Do you like beer? Can you imagine living without Wi-Fi? You have women to thank for it. It be true. When we talk of inventors, the first people who come to mind are men. Naturally, most people assume that with the exception of Madame Marie Curie, most big inventors were all men. But here are some cool inventions that men would never believe to be the work of women.

  1. Chocolate Chip Cookies: There is no doubt that many treasured recipes came about through accidental invention in the kitchen, but we must single out one of the most enduring — and delicious — of these recipes: the chocolate chip cookie. One day in 1930, Ruth Wakefield was baking up a batch of Butter Drop Do cookies for her guests. The recipe called for melted chocolate, but Wakefield had run out of baker’s chocolate. She took a Nestle chocolate bar, crumbled it into pieces and threw it into her batter, expecting the chocolate pieces to melt during baking. Instead, the chocolate held its shape, and the chocolate chip cookie was born.

 chocolate chip cookies

  1. Wi-Fi: Hedy Lamarr created something that we can call as a revolution. Her invention of a secret communications system during World War II for radio-controlling torpedoes, employing “frequency hopping” technology, laid the technological foundations for everything from Wi-Fi to GPS. She also happened to be a world-famous film star.

 wifi invention

  1. Kevlar: Stephanie Kwolek invented the Kevlar bulletproof vest. Lightweight, high-tensile and five times stronger than steel, a Kevlar will actually take a bullet for you. Stephanie accidentally invented it while trying to perfect a lighter fibre for car tires and earned a patent in 1966.


  1. Paper Bag: Margaret Knight didn’t invent the paper bag, but those first paper bags weren’t all that useful for carrying things. They were more like envelopes, so there was no way they’d become the grocery store staple that they are today. For that, we have to thank Knight. Knight realized that paper bags should have a square bottom; when weight was distributed across the base in this way, the bags could carry more things.
paper bag


  1. Monopoly: Elizabeth Magie created The Landlord’s Game to spread the economic theory of Georgism—teaching players about the unfairness of land-grabbing, the disadvantages of renting, and the need for a single land value tax on owners. Fun stuff! Magie patented the board game in 1904 and self-published it in 1906. Nearly 30 years later, a man named Charles Darrow rejiggered the board design and message and sold it to Parker Brothers as Monopoly. The company bought Magie’s patent for the original game for $500 and no royalties.

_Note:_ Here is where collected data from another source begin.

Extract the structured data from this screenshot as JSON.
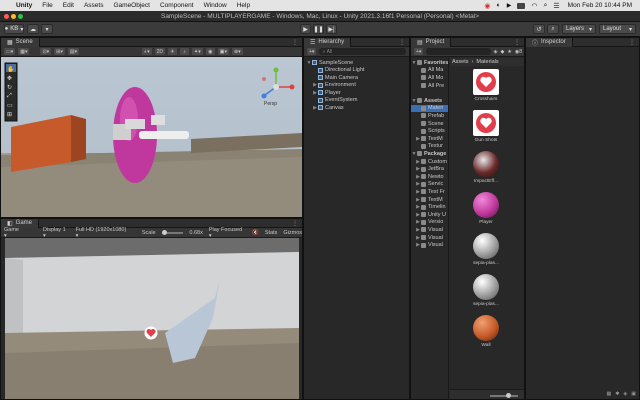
{
  "menubar": {
    "items": [
      "Unity",
      "File",
      "Edit",
      "Assets",
      "GameObject",
      "Component",
      "Window",
      "Help"
    ],
    "clock": "Mon Feb 20  10:44 PM"
  },
  "titlebar": {
    "title": "SampleScene - MULTIPLAYERGAME - Windows, Mac, Linux - Unity 2021.3.16f1 Personal (Personal) <Metal>"
  },
  "toolbar": {
    "account": "KB",
    "layers": "Layers",
    "layout": "Layout"
  },
  "scene": {
    "tab": "Scene",
    "persp": "Persp"
  },
  "game": {
    "tab": "Game",
    "mode": "Game",
    "display": "Display 1",
    "resolution": "Full HD (1920x1080)",
    "scale_label": "Scale",
    "scale_value": "0.68x",
    "play_focused": "Play Focused",
    "stats": "Stats",
    "gizmos": "Gizmos"
  },
  "hierarchy": {
    "tab": "Hierarchy",
    "search": "All",
    "items": [
      {
        "label": "SampleScene",
        "depth": 0,
        "icon": "scene-icon",
        "arrow": "▼"
      },
      {
        "label": "Directional Light",
        "depth": 1,
        "icon": "gameobject-icon",
        "arrow": ""
      },
      {
        "label": "Main Camera",
        "depth": 1,
        "icon": "gameobject-icon",
        "arrow": ""
      },
      {
        "label": "Environment",
        "depth": 1,
        "icon": "gameobject-icon",
        "arrow": "▶"
      },
      {
        "label": "Player",
        "depth": 1,
        "icon": "gameobject-icon",
        "arrow": "▶"
      },
      {
        "label": "EventSystem",
        "depth": 1,
        "icon": "gameobject-icon",
        "arrow": ""
      },
      {
        "label": "Canvas",
        "depth": 1,
        "icon": "gameobject-icon",
        "arrow": "▶"
      }
    ]
  },
  "project": {
    "tab": "Project",
    "count": "8",
    "breadcrumb": [
      "Assets",
      "Materials"
    ],
    "tree": [
      {
        "label": "Favorites",
        "depth": 0,
        "arrow": "▼",
        "bold": true,
        "icon": "star-icon"
      },
      {
        "label": "All Ma",
        "depth": 1,
        "arrow": "",
        "icon": "search-icon"
      },
      {
        "label": "All Mo",
        "depth": 1,
        "arrow": "",
        "icon": "search-icon"
      },
      {
        "label": "All Pre",
        "depth": 1,
        "arrow": "",
        "icon": "search-icon"
      },
      {
        "label": "",
        "depth": 0,
        "arrow": "",
        "icon": ""
      },
      {
        "label": "Assets",
        "depth": 0,
        "arrow": "▼",
        "bold": true,
        "icon": "folder-icon"
      },
      {
        "label": "Materi",
        "depth": 1,
        "arrow": "",
        "icon": "folder-icon",
        "selected": true
      },
      {
        "label": "Prefab",
        "depth": 1,
        "arrow": "",
        "icon": "folder-icon"
      },
      {
        "label": "Scene",
        "depth": 1,
        "arrow": "",
        "icon": "folder-icon"
      },
      {
        "label": "Scripts",
        "depth": 1,
        "arrow": "",
        "icon": "folder-icon"
      },
      {
        "label": "TextM",
        "depth": 1,
        "arrow": "▶",
        "icon": "folder-icon"
      },
      {
        "label": "Textur",
        "depth": 1,
        "arrow": "",
        "icon": "folder-icon"
      },
      {
        "label": "Package",
        "depth": 0,
        "arrow": "▼",
        "bold": true,
        "icon": "folder-icon"
      },
      {
        "label": "Custom",
        "depth": 1,
        "arrow": "▶",
        "icon": "folder-icon"
      },
      {
        "label": "JetBra",
        "depth": 1,
        "arrow": "▶",
        "icon": "folder-icon"
      },
      {
        "label": "Newto",
        "depth": 1,
        "arrow": "▶",
        "icon": "folder-icon"
      },
      {
        "label": "Servic",
        "depth": 1,
        "arrow": "▶",
        "icon": "folder-icon"
      },
      {
        "label": "Test Fr",
        "depth": 1,
        "arrow": "▶",
        "icon": "folder-icon"
      },
      {
        "label": "TextM",
        "depth": 1,
        "arrow": "▶",
        "icon": "folder-icon"
      },
      {
        "label": "Timelin",
        "depth": 1,
        "arrow": "▶",
        "icon": "folder-icon"
      },
      {
        "label": "Unity U",
        "depth": 1,
        "arrow": "▶",
        "icon": "folder-icon"
      },
      {
        "label": "Versio",
        "depth": 1,
        "arrow": "▶",
        "icon": "folder-icon"
      },
      {
        "label": "Visual",
        "depth": 1,
        "arrow": "▶",
        "icon": "folder-icon"
      },
      {
        "label": "Visual",
        "depth": 1,
        "arrow": "▶",
        "icon": "folder-icon"
      },
      {
        "label": "Visual",
        "depth": 1,
        "arrow": "▶",
        "icon": "folder-icon"
      }
    ],
    "assets": [
      {
        "label": "Crosshairs",
        "kind": "heart"
      },
      {
        "label": "Gun Shots",
        "kind": "heart"
      },
      {
        "label": "ImpactEff...",
        "kind": "impact"
      },
      {
        "label": "Player",
        "kind": "sphere-magenta"
      },
      {
        "label": "sepia-plas...",
        "kind": "sphere-grey"
      },
      {
        "label": "sepia-plas...",
        "kind": "sphere-grey"
      },
      {
        "label": "Wall",
        "kind": "sphere-orange"
      }
    ]
  },
  "inspector": {
    "tab": "Inspector"
  },
  "colors": {
    "accent": "#3a6fb5",
    "capsule": "#c0389d",
    "wall": "#c65a2a",
    "heart": "#e23d4a"
  }
}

  1. Beer: Guess what! Beer is totally a girl’s drink. Beer historian Jane Peyton claims that ancient Mesopotamian women were the first to develop, sell, and even drink beer. While it may be hard to pin down exactly who, thousands of years ago, “invented” the beer we know and love today, it’s safe to say that ancient women all over the world were sure as hell fermenting something. So next time you raise a glass, make a toast to Ninkasi, the Sumerian goddess of brewing and beer!


  1. Ice cream Freezer: Nancy Johnson invented the ice cream freezer in 1843, patenting a design which is still used to the current day, even after the advent of electric ice cream makers. All we can say is thank you Nancy Johnson.
icecream maker


  1. COBOL: Grace Murray was the third person to program the Harvard Mark I computer in 1944 and invented the first compiler for a computer programming language. She was one of those who popularised the idea of machine-independent programming languages, which led to the development of COBOL, one of the first high-level programming languages. COBOL is primarily used in business, finance, and administrative systems for companies and governments.


  1. The Modern Refrigerator: Almost every household across the globe has a refrigerator, but few of us know that Florence Parpart invented the modern version of the appliance in 1914. She won a patent for the refrigerator making the icebox obsolete for those with access to electricity. Parpart’s then fiancée was highly skilled in electrical circuitry and many believe he assisted in the design of the first prototype.


These are just a fraction of gazillions of inventions ever made by women and we thank them all, for our lives would not have been so awesome. So thank you so much and our heartiest wishes on this International Women’s Day.